その裏側には「現場に任せる」風土があった

麺屋武蔵からラーメン界に広まったものは数知れない

「麺屋武蔵」。東京・新宿に総本店を構え、渋谷、池袋、上野、秋葉原、高田馬場などの都心部を中心に現在国内14店を構えるラーメン店チェーンだ。数百店レベルの幸楽苑、日高屋、らあめん花月嵐、天下一品などのマンモスチェーンと比べれば店数は圧倒的に少ないものの、1996年の創業以来、20年以上にわたってラーメン界の第一線を走り続けるブランドとしてラーメン通の間で高い存在感を放っている。

ラーメン店の常識を覆してきた

店内にジャズを流す、券売機の導入、期間限定麺の発売、数々の企業コラボなど麺屋武蔵からラーメン界に広まったものは数知れない。同じく1996年にオープンした「青葉」「くじら軒」とともに「96年組」と呼ばれ、これまでのラーメン店の常識を覆してきた。

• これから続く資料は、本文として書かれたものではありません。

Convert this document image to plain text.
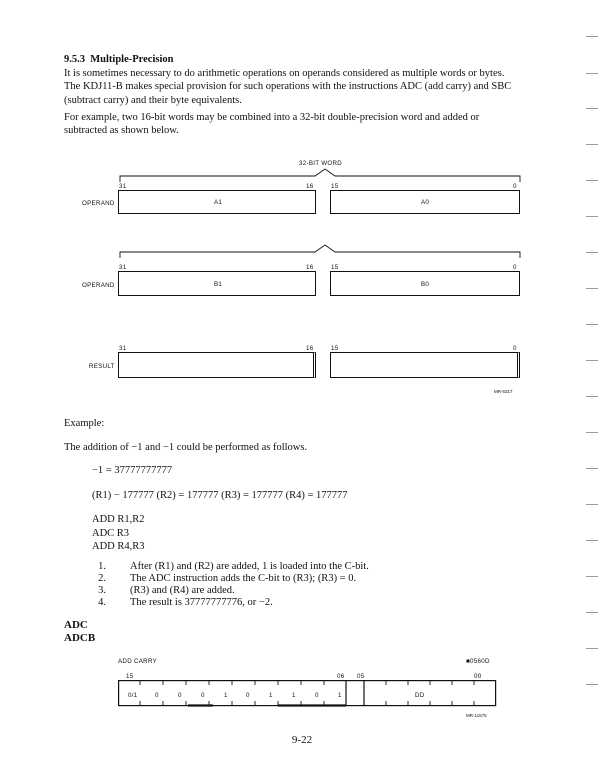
9.5.3 Multiple-Precision
It is sometimes necessary to do arithmetic operations on operands considered as multiple words or bytes.
The KDJ11-B makes special provision for such operations with the instructions ADC (add carry) and SBC
(subtract carry) and their byte equivalents.
For example, two 16-bit words may be combined into a 32-bit double-precision word and added or
subtracted as shown below.
32-BIT WORD
31	16	15	0
OPERAND	A1	A0
31	16	15	0
OPERAND	B1	B0
31	16	15	0
RESULT
MR-6317
Example:
The addition of −1 and −1 could be performed as follows.
−1 = 37777777777
(R1) − 177777 (R2) = 177777 (R3) = 177777 (R4) = 177777
ADD R1,R2
ADC R3
ADD R4,R3
1. After (R1) and (R2) are added, 1 is loaded into the C-bit.
2. The ADC instruction adds the C-bit to (R3); (R3) = 0.
3. (R3) and (R4) are added.
4. The result is 37777777776, or −2.
ADC
ADCB
ADD CARRY	■0560D
15	06 05	00
0/1	0	0	0	1	0	1	1	0	1	DD
MR-11575
9-22
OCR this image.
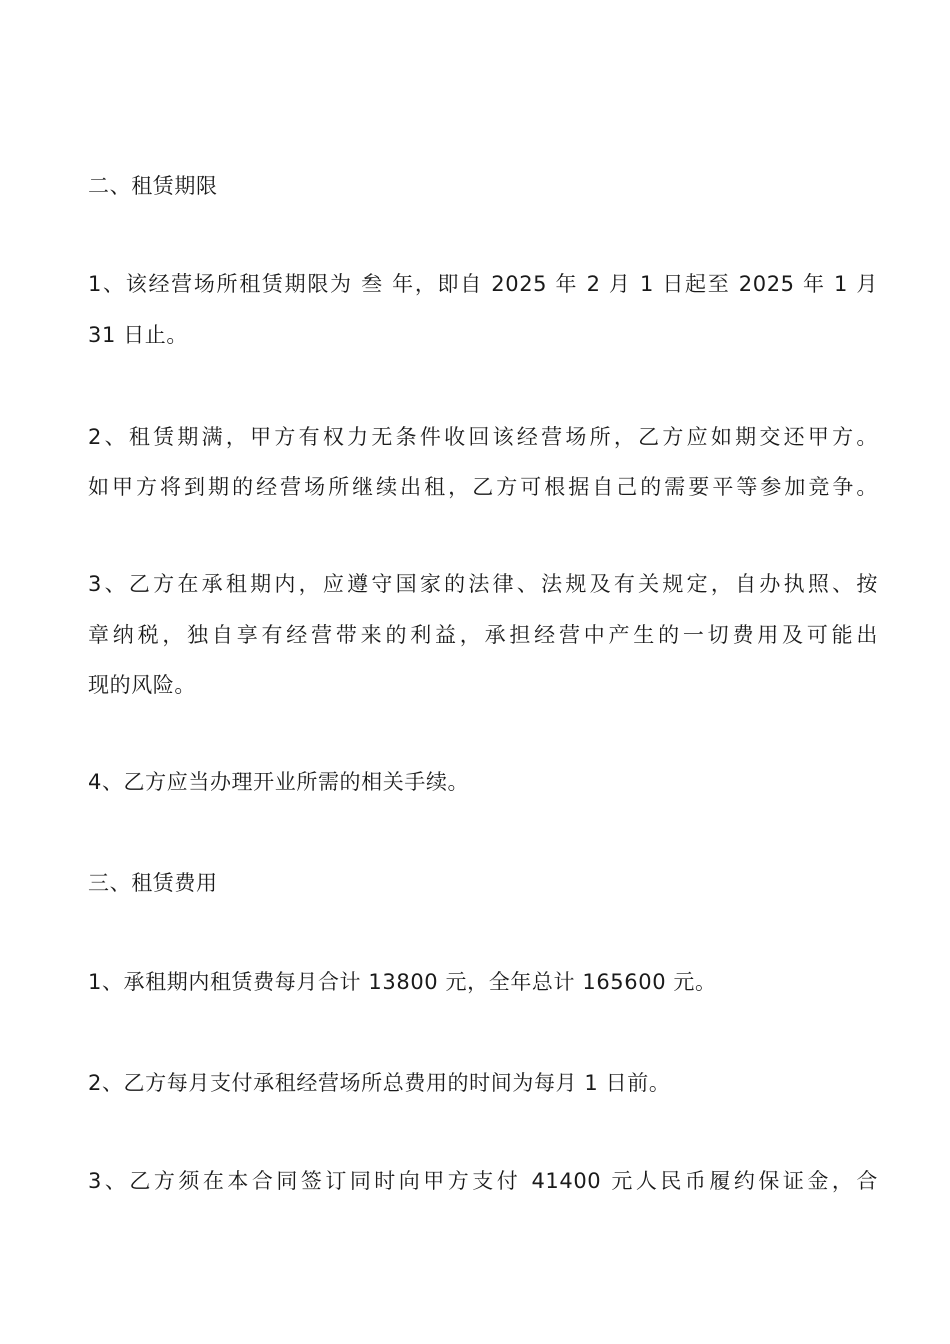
二、租赁期限
1、该经营场所租赁期限为 叁 年，即自 2025 年 2 月 1 日起至 2025 年 1 月
31 日止。
2、租赁期满，甲方有权力无条件收回该经营场所，乙方应如期交还甲方。
如甲方将到期的经营场所继续出租，乙方可根据自己的需要平等参加竞争。
3、乙方在承租期内，应遵守国家的法律、法规及有关规定，自办执照、按
章纳税，独自享有经营带来的利益，承担经营中产生的一切费用及可能出
现的风险。
4、乙方应当办理开业所需的相关手续。
三、租赁费用
1、承租期内租赁费每月合计 13800 元，全年总计 165600 元。
2、乙方每月支付承租经营场所总费用的时间为每月 1 日前。
3、乙方须在本合同签订同时向甲方支付 41400 元人民币履约保证金，合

1席あたりの売上高で見てみよう。新宿総本店や上野の「麺屋武蔵 武骨」では月あたり1席100万円の売り上げを記録している。ラーメンを1杯800円で換算すると1席あたり月に1250人が来店している計算となる。東日本大震災があった2011年以外は、ずっと右肩上がりで売り上げを伸ばし続けているという。

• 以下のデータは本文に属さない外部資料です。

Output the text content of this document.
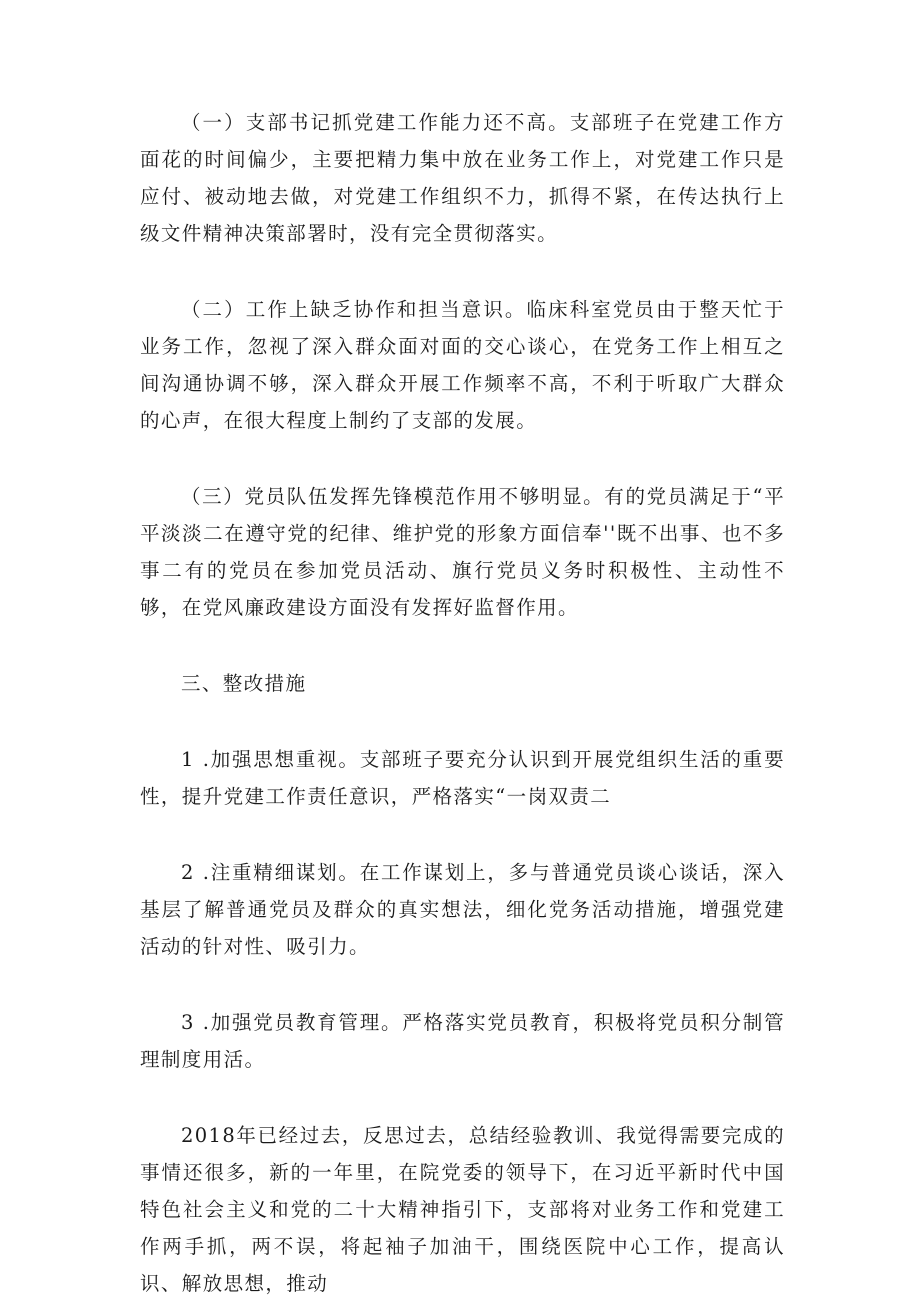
（一）支部书记抓党建工作能力还不高。支部班子在党建工作方面花的时间偏少，主要把精力集中放在业务工作上，对党建工作只是应付、被动地去做，对党建工作组织不力，抓得不紧，在传达执行上级文件精神决策部署时，没有完全贯彻落实。

（二）工作上缺乏协作和担当意识。临床科室党员由于整天忙于业务工作，忽视了深入群众面对面的交心谈心，在党务工作上相互之间沟通协调不够，深入群众开展工作频率不高，不利于听取广大群众的心声，在很大程度上制约了支部的发展。

（三）党员队伍发挥先锋模范作用不够明显。有的党员满足于“平平淡淡二在遵守党的纪律、维护党的形象方面信奉''既不出事、也不多事二有的党员在参加党员活动、旗行党员义务时积极性、主动性不够，在党风廉政建设方面没有发挥好监督作用。

三、整改措施

1 .加强思想重视。支部班子要充分认识到开展党组织生活的重要性，提升党建工作责任意识，严格落实“一岗双责二

2 .注重精细谋划。在工作谋划上，多与普通党员谈心谈话，深入基层了解普通党员及群众的真实想法，细化党务活动措施，增强党建活动的针对性、吸引力。

3 .加强党员教育管理。严格落实党员教育，积极将党员积分制管理制度用活。

2018年已经过去，反思过去，总结经验教训、我觉得需要完成的事情还很多，新的一年里，在院党委的领导下，在习近平新时代中国特色社会主义和党的二十大精神指引下，支部将对业务工作和党建工作两手抓，两不误，将起袖子加油干，围绕医院中心工作，提高认识、解放思想，推动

麺屋武蔵は、現場に任せる主義を徹底している。麺屋武蔵のほかにもうひとつの屋号を掲げる「ダブルブランド」店(「麺屋武蔵 〇〇」という店名のお店)は、特にお店の個性が出るように店長にすべてを任せている。社長は味見もしない。各店の店長が試食をして意見を言い合う。基本的にはブランドとして恥ずかしくないかどうかがポイントになる。安易なメニュー、後追いは許されない。とにかく麺屋武蔵にあって恥ずかしくないものをラインナップする。店長同士が切磋琢磨(せっさたくま)することで刺激を生むという仕組みだ。

社長が見るのは「客数」のみ。「客数」が減っていたらすぐに改善を求める。麺屋武蔵ネームがついている安心感でお客さんは新しい味にチャレンジしてくれる。そこに甘んじないメニュー構成を各店で行っている。